Video of UC Davis public art

“We wanted something that would be useful and interesting to a wide audience,” Milton says. “Other than the Eggheads, most people don’t register or engage with the art on campus, and we hope to change that. All of us had an interest in sculpture, space and landscape, so it fulfilled our scholarly goals as well.”

The guide gives insights into very visible artworks like the Eggheads and former art professor William Wiley’s What’s It All Mean gong at the Robert and Margrit Mondavi Center for the Performing Arts, along with nearly hidden pieces. You can download the guide for more details. At the bottom of this story, learn where the art is located on a campus map the art history group created.

Part of large public art program

Some pieces — the Eggheads and Stone Poem by Steve Gillman — came to campus in the 1990s through the UC Davis Art in Public Places project.

Stone Poem, a Stonehenge-like structure near the Silo, was shown at the university’s Nelson Gallery in early 1989. Later that year, while being stored in Oakland, the work was damaged during the Loma Prieta earthquake. The dozen huge stones were installed on campus a few years later with the damaged pieces made part of the work.

“Even through it’s close to so much foot and bike traffic, it is a contemplative space when you enter the installation,” says Justina Martino. “The pieces are like ruins or the remains of a settlement that people can just come across.”

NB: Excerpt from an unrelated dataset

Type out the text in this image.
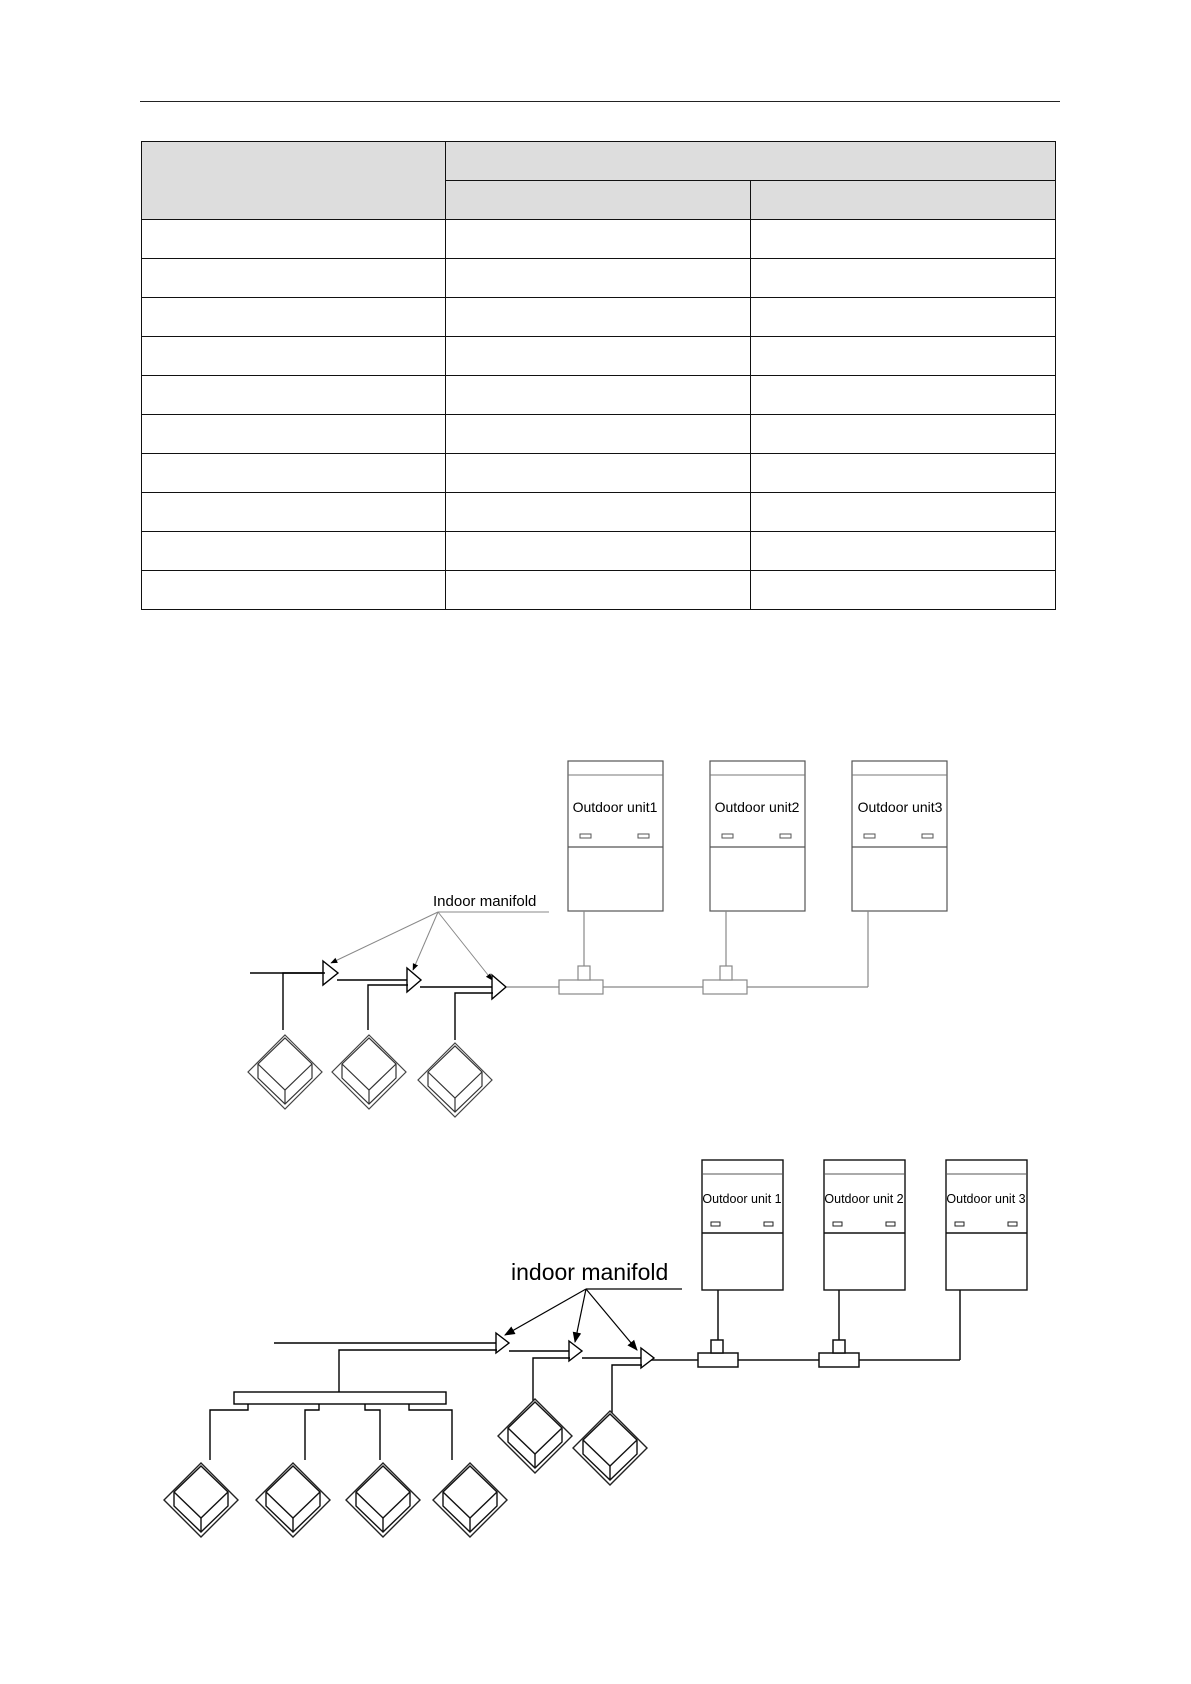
Outdoor unit1	Outdoor unit2	Outdoor unit3
Indoor manifold
Outdoor unit 1	Outdoor unit 2	Outdoor unit 3
indoor manifold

Tour de force from art department

Bum, Bum, You’ve Been Here Before was created by the late Professor Tio Giambruni in 1967 in the art department’s new foundry. The massive cast bronze and aluminum spent a decade in the Russell Boulevard median and another decade in storage before being installed in its current location on Hutchison Drive across the street from Shields Library.

“It was created as a tour de force of casting both bronze and aluminum and joining them using the new forge,” Milton says. “I was really drawn to it because of the manipulation of materials and its complicated history of being moved around.”